There are additional limitations to this descriptive study. The cross-sectional evaluation at time of surgery is not a longitudinal study, and thus we can only postulate that unique patterns of load determine disease shape. A continuum of disease progression, thus, cannot be excluded. Since the matching wear patterns on the base of the thumb metacarpal were not explanted and examined with the trapezia, we can draw limited conclusions regarding paired wear patterns. Similarly, wear patterns and eburnation are visual descriptions of complete cartilage loss; histological staining was not performed to quantify loss from thinning to complete wear. Although representative of the surgical population, disproportionate numbers of male and female trapezia (9 vs. 27) were examined in this study. Our small sample size supports the suggestion that men demonstrate different wear patterns than women.
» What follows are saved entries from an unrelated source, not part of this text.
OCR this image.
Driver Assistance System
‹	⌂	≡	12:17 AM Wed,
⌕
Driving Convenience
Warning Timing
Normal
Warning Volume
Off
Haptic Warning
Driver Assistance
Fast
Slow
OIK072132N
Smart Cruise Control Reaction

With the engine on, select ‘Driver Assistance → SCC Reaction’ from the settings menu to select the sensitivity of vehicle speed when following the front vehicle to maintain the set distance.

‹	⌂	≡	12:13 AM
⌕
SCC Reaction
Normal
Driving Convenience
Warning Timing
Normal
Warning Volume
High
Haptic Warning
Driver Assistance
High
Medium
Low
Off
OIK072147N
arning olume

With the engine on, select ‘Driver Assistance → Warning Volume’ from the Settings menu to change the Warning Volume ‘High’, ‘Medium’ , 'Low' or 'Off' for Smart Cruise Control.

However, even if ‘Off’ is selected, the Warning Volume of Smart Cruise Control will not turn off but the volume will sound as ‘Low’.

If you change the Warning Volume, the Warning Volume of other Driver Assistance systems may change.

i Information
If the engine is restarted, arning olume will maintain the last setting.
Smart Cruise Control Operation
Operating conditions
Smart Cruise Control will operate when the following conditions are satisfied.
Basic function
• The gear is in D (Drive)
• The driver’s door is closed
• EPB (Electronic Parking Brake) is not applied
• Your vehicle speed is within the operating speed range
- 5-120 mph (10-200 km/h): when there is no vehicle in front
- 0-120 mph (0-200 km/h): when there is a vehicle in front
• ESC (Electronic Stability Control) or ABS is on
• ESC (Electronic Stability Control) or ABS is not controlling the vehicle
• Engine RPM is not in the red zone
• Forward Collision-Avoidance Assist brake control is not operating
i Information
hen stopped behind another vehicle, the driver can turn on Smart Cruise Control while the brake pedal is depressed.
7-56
Pellegrini is the only other CMC topographical author to utilize specimens from patients with symptomatic disease rather than cadavers, but he makes no mention of the sex of his subjects nor sex-specific wear patterns.8 Normal anatomic variants of the trapezium may predispose wear patterns; to date, little is known about normal variation in trapezial shape to address this topic.
Our limitations present opportunities in the next phase of investigation. We have found in preliminary studies that asymptomatic subjects (12 female, average age 39; 12 male, average age 42), regardless of sex, did not demonstrate statistically different morphology patterns of both the first metacarpal and trapezial surfaces.18 Nor did the same subjects demonstrate statistically different loading patterns when performing clinical tasks of key pinch, grasp, and jar opening.19 This suggests that morphology and functional load patterns are not sole contributors to arthritis development; abnormal load and degeneration may additionally require a combination of factors such as genetics, aging, and impaired neuromuscular control. Future investigation of causative factors will expand available information for tailoring treatment and improve prevention of this common form of osteoarthritis.
Conflicts of Interest One or more of the authors (AL Ladd) has received funding from the Williams Charitable Trust, NIH (SBIR) / NBIB R43 EB003067-02A1; OREF/DePuy/RJOS Career Development Award. All other authors have no conflicts of interest
Note
All work was conducted at the Robert A. Chase Hand Center, Stanford University, Palo Alto, CA.
Ethical Review Committee Statement
IRB approved by Stanford University, titled “Investigation of Biochemical and Histological Properties in Upper Extremity Pathology.”